Post-Translation Workflow¶
This document explains what happens after translation completes and how to interpret the results.
Quick Start¶
After translation completes, open artifacts/eval_report.html in your browser.
This HTML report tells you everything you need to know: - Decision: Pass (ready to use), Review (has warnings), or Fail (has errors) - Issues: What problems exist and exactly how to fix them - File status: Which files are ready, which need attention
For most workflows, this is all you need.

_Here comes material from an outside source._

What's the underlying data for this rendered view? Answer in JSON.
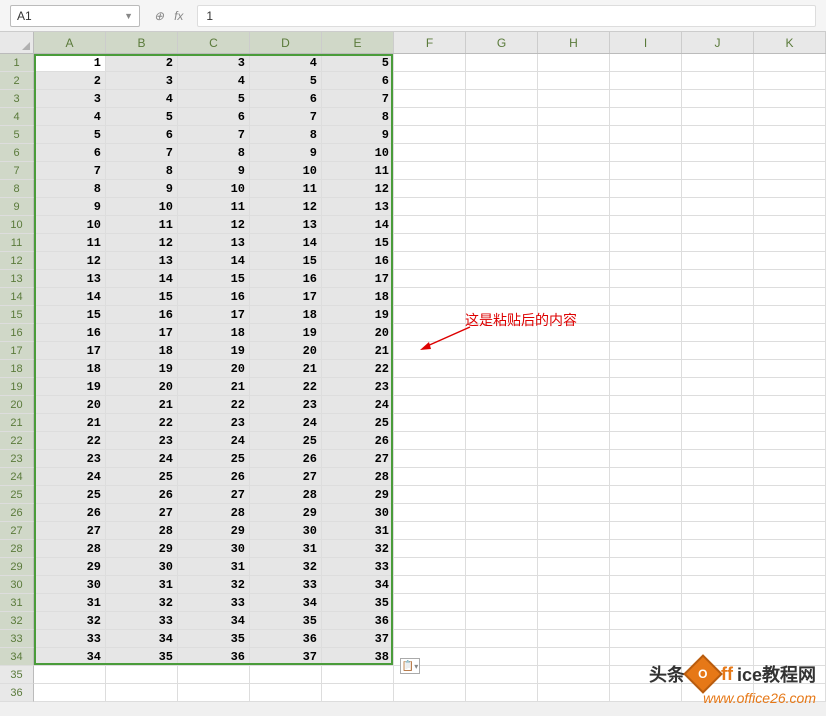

The sections below explain how to dig deeper when necessary.
When You Need More Detail¶
| Situation | What to check |
|---|---|
| Debugging a specific cue | Per-language CSVs in artifacts/{lang}/ |
| Programmatic access | eval_report.json (raw) or report.json (structured) |
| Audit trail | ai_config.json for settings used |
| Timing problems | timing_{lang}_batch.csv |
| Untranslated fragments | source_fragments_{lang}_batch.csv |
Understanding the Reports¶
Decision Levels¶
| Decision | Meaning | Action |
|---|---|---|
pass |
No issues found | Files are ready to use |
review |
Warnings only | Check punch list, fix if needed |
fail |
Errors exist | Must fix before publishing |
File Status¶
Each file gets a status per language:
| Status | Meaning |
|---|---|
ready |
No issues, ready to use |
review |
Has warnings |
blocked |
Has errors, must fix |
Issue Types¶
| Code | Level | Description | Suggested Fix |
|---|---|---|---|
missing_translation |
Warning | Empty target with empty neighbors and substantial source (≥12 chars) | Back-translate target context to verify; add translation if truly missing |
timing_fail |
Error | Timing drift too high | Adjust timing in subtitle editor |
placeholder_mismatch |
Error | Placeholder indices don't match | Fix placeholder numbering |
parity_issue |
Warning | Cue count mismatch | Check source/target alignment |
Batch Directory Structure¶
translation-batch-{timestamp}/
├── originals/ # Source files
│ └── *.srt
├── {lang}/ # Translated files (fr/, ja/, etc.)
│ └── *.srt
├── manifest.json # Batch metadata
├── translation_issues_*.log # Process log
└── artifacts/
├── ai_config.json # Translation settings used
├── dnt.json # DNT terms snapshot
├── termbase.json # Termbase snapshot
├── eval_report.json # Raw evaluation data
├── report.json # Compiled report data
├── eval_report.md # Markdown report
├── eval_report.html # HTML report (primary output)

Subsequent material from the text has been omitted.